Apple was notably absent from the Super Bowl ad slots Sunday, but a new video touting the Mac’s transformative power is quickly making Cupertino the most talked-about company the morning after the big game. The impressive clip continues the Mac’s 30th-anniversary celebration, and it was shot entirely on iPhones in 15 locations across five continents.
Traditionally, one of the biggest talking points after Super Bowl Sunday isn’t the game itself, but who aired the best ad. Some pretty terrific commercials from Budweiser, GoPro, Kia, and even Microsoft captured viewers’ attention during the Seattle Seahawks’ blowout victory yesterday, but if you scroll through your Twitter timeline or check your RSS feeds this morning, it’s likely to be Apple’s new ad that pops up most.
Thematically similar to Microsoft’s “Empowering” ad, Apple’s new video, entitled “1.24.14,” celebrates how technology is giving people tools they can use to change the world.
“Every single day, people are doing incredible things with the Mac and the technology it has inspired,” Apple says on its website. “We couldn’t think of a better way to demonstrate that fact than to capture one of those days unfolding. Or a better day to do it than the 30th birthday of the Mac.”
In the video, we see various Macs being used by archaeologists to create 3-D renders of ancient cities, by students to control little robots, and by designers to craft unique dresses. Apple technology controls bionic limbs, helps children learn about physics and biology, and records an orchestra at work.

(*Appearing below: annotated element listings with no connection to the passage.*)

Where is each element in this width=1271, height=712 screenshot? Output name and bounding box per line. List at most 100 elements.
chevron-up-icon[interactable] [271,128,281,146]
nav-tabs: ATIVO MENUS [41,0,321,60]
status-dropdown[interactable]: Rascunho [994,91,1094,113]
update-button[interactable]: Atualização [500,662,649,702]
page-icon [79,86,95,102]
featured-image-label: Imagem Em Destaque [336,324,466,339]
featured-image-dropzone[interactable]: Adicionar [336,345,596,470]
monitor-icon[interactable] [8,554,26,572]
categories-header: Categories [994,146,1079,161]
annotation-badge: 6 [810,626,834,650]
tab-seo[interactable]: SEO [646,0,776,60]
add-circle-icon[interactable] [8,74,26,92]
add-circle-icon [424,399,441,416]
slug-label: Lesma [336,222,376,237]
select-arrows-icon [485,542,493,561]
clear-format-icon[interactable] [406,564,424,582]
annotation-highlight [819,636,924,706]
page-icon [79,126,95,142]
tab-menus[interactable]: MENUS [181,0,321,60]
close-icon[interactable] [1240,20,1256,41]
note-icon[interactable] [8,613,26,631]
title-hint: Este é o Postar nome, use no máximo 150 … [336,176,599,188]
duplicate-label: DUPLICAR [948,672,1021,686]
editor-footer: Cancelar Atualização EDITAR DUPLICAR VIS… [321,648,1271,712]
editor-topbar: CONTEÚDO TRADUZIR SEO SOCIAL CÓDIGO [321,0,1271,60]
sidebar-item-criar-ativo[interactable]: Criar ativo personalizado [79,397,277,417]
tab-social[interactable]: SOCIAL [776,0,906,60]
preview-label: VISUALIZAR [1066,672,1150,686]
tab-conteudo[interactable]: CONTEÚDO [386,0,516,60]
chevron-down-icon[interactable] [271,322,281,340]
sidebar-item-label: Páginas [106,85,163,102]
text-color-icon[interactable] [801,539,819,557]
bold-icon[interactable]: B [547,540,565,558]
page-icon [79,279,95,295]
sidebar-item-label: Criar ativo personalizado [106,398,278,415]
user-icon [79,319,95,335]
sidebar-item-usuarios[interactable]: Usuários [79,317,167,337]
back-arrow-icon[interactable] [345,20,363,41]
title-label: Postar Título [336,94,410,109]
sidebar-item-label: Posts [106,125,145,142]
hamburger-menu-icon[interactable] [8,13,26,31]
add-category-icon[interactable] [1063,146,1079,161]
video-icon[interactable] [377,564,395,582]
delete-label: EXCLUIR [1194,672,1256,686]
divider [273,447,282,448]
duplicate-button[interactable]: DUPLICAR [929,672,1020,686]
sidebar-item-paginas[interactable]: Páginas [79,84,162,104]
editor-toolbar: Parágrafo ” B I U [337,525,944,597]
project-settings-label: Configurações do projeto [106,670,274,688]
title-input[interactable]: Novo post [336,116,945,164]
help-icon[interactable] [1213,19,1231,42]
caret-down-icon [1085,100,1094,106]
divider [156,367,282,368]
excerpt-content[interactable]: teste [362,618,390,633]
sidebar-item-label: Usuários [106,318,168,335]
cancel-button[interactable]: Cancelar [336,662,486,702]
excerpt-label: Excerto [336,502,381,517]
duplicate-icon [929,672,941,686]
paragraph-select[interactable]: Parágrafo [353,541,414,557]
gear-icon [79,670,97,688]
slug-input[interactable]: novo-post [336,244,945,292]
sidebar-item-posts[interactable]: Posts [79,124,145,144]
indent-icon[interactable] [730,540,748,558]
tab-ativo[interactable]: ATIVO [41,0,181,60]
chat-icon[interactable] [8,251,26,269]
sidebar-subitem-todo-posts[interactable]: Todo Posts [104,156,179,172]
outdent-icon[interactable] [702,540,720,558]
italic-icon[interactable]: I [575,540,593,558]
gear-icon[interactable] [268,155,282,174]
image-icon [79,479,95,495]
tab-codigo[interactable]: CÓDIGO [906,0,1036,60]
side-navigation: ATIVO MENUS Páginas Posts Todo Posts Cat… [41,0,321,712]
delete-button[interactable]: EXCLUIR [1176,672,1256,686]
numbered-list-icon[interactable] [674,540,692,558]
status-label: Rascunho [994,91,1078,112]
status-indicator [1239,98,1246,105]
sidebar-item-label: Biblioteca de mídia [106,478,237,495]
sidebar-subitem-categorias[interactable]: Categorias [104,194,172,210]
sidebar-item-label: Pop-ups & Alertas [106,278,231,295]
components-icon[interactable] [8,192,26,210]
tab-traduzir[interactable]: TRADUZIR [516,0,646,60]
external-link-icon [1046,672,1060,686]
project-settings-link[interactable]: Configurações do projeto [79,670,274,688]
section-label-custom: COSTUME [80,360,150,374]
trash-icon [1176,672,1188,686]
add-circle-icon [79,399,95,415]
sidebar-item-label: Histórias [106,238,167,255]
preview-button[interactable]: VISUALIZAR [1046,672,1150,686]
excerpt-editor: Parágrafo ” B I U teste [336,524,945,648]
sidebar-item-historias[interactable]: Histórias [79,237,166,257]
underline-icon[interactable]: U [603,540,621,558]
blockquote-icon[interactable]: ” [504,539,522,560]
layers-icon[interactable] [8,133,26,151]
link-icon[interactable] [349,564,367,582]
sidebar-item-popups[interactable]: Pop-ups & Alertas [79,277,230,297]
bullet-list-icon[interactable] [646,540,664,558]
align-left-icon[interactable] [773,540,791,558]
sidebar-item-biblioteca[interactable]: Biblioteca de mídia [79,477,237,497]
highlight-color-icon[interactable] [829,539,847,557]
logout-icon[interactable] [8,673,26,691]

But what makes Apple’s ad really special is that it was shot entirely on the iPhone 5s.
The company sent 15 camera crews to locations all over the globe, where they shot more than 70 hours of footage using just the iPhone. The video was beamed live via FaceTime to a command center in Los Angeles, where director Jake Scott — son of Ridley Scott, who directed Apple’s famous “1984” commercial that set the bar for Super Bowl advertising — could watch every scene.
A team of 21 editors, led by Angus Wall, one of the most sought-after editors in Hollywood, then took the video and pieced it all together.
“From beginning to end, every facet of this production was made possible by innovations that trace their lineage back to the original Macintosh in 1984,” Apple says.
“From the people featured on camera to the devices used to document them. And the millions of people around the world watching the result of that work on their Mac, iPhone, or iPad. It’s a story that began 30 years ago, and it remains one that only Apple can tell.”
This incredible story, coupled with the beautiful video itself, is why we’ve quickly forgotten about all those companies that paid millions of dollars for 60 seconds of Super Bowl airtime — and started talking about Apple instead.
You might not have been thinking about Apple during the big game last night, but you are now.